Seeking to ensure Americans don’t have to pay more for their Coronas and Buds, the Justice Department filed a lawsuit Thursday to block a merger between two beer industry giants.
The agency’s lawsuit, filed in the U.S. District Court for the District of Columbia, challenges Anheuser-Busch InBev’s (ABI) acquisition of Grupo Modelo. The $20.1 billion deal could cost drinkers billions of dollars because it would lessen competition between the two companies, said Bill Baer, assistant attorney general in charge of the agency’s Antitrust Division.
“We believe the acquisition is a bad deal for American consumers,” Baer told reporters during a conference call Thursday.
Baer said even an incremental increase in the costs of popular beers could have a significant impact on a marketplace that saw $80 billion in sales last year.
“It’s a pocketbook issue,” Baer said. “This is the sort of product that matters to consumers.”
Officials at ABI could not immediately be reached for comment on the government action.

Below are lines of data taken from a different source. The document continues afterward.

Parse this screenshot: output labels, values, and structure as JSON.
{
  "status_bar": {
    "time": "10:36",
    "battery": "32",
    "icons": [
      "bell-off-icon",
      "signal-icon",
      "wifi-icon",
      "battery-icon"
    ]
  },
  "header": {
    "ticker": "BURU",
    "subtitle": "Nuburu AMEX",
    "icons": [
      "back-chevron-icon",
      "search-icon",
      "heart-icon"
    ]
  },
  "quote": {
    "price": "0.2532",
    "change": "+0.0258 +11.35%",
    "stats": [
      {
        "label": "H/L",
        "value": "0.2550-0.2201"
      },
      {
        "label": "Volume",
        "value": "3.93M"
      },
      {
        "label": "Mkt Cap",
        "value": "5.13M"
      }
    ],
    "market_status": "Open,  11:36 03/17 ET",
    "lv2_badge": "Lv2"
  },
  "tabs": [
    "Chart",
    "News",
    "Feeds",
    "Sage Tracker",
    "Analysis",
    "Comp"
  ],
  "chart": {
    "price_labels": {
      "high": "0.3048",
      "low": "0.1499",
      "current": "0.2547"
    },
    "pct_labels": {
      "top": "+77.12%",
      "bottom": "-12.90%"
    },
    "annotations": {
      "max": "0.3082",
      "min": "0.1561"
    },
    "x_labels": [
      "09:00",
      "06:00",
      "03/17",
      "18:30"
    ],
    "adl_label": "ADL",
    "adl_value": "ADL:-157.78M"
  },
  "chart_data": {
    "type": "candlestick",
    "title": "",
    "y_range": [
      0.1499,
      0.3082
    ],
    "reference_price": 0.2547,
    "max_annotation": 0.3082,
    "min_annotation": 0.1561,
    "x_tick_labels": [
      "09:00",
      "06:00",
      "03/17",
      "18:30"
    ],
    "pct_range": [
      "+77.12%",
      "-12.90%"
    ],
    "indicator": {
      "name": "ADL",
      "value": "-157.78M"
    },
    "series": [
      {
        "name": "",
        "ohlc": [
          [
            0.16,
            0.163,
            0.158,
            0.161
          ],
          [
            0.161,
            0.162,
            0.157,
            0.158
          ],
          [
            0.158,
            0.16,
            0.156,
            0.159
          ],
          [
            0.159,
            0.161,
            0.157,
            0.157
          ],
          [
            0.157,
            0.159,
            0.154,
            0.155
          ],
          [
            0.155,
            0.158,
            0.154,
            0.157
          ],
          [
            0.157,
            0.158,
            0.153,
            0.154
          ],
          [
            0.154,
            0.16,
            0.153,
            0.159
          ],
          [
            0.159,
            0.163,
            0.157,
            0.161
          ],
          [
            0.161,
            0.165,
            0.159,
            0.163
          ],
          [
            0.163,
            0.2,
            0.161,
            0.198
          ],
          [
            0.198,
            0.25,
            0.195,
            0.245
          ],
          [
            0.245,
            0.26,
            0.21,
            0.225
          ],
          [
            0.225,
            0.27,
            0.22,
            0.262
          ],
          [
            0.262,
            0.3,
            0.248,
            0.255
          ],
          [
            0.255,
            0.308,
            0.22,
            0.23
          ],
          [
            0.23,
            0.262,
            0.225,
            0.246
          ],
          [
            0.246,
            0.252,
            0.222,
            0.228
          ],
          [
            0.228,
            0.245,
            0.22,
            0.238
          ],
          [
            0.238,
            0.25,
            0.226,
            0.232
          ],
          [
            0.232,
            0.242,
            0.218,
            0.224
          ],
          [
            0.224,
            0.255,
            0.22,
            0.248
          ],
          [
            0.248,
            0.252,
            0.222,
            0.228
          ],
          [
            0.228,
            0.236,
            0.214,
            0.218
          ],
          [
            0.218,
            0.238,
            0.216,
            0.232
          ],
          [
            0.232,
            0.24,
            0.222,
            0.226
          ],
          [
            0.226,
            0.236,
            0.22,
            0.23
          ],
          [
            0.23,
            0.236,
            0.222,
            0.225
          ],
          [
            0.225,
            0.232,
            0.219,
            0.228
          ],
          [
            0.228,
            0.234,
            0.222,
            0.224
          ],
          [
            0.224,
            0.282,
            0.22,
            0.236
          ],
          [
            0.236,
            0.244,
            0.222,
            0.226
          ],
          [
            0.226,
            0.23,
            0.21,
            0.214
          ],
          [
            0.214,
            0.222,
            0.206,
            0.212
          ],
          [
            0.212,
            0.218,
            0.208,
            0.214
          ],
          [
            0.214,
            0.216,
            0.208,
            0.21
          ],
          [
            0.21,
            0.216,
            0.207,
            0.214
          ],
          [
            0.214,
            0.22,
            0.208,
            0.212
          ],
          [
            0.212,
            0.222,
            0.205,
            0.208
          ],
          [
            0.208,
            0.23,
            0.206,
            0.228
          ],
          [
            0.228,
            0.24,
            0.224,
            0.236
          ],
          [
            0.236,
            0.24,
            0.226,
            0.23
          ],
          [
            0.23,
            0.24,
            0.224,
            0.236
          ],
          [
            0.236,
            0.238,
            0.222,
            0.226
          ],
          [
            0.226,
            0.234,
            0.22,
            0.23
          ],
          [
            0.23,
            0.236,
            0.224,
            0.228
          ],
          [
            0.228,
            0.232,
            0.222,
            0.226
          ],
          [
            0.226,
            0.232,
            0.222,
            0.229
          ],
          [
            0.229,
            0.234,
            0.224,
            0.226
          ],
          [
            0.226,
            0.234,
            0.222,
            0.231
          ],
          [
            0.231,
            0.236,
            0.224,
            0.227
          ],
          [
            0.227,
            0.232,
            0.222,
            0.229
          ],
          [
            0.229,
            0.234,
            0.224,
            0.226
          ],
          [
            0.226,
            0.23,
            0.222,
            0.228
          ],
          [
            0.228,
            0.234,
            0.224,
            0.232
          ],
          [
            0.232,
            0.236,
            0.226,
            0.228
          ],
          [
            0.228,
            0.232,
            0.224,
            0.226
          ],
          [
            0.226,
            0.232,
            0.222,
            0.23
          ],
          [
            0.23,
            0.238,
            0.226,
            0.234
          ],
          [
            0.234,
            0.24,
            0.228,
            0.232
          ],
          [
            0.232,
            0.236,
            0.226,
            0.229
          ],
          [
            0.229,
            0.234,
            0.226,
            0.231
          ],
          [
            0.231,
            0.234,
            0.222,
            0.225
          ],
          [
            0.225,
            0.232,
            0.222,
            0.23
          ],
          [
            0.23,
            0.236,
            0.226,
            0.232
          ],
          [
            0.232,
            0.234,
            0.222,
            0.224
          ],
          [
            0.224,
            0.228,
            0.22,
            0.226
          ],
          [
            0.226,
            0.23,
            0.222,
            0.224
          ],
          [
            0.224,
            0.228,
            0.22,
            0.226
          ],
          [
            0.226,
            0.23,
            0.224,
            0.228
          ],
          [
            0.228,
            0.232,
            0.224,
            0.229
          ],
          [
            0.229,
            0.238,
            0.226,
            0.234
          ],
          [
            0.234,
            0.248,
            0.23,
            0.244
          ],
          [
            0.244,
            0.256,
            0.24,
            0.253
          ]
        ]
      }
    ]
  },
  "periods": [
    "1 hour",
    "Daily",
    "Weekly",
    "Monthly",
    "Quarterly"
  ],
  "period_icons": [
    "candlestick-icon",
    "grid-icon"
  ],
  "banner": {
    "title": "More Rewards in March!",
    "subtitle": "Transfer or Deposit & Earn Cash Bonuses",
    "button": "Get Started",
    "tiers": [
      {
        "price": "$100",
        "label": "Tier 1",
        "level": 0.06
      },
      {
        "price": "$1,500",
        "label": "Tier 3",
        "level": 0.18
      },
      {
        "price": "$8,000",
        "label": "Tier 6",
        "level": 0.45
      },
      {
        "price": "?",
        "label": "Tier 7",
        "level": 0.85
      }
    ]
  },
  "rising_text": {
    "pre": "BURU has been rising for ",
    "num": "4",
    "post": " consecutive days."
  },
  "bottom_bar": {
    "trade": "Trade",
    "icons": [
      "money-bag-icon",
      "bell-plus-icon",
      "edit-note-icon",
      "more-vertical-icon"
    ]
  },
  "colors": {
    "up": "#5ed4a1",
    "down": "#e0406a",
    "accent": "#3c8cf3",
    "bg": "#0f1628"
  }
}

The company already owns a large stake in Modelo, but does not control its economic decisions. Modelo, now a competitor, would essentially become a supplier to ABI, the lawsuit argues.
Together, ABI and Modelo control about 46 percent of annual beer sales in the United States. MillerCoors, the second largest beer firm, accounts for about 29 percent of nationwide sales, according to Justice Department figures.
As the top two beer companies, ABI and MillerCoors, often find it more profitable to follow each other’s prices than compete by cutting the cost of their products, according to the 27-page lawsuit.
“ABI typically initiates annual price increases in various markets with the expectation that MillerCoors’ prices will follow. And they frequently do,” the lawsuit argues.
Modelo has typically sought to compete by keeping its products, including the popular Corona, at lower price points. That has kept Anheuser-Busch and Miller from pushing their prices higher, the government contends.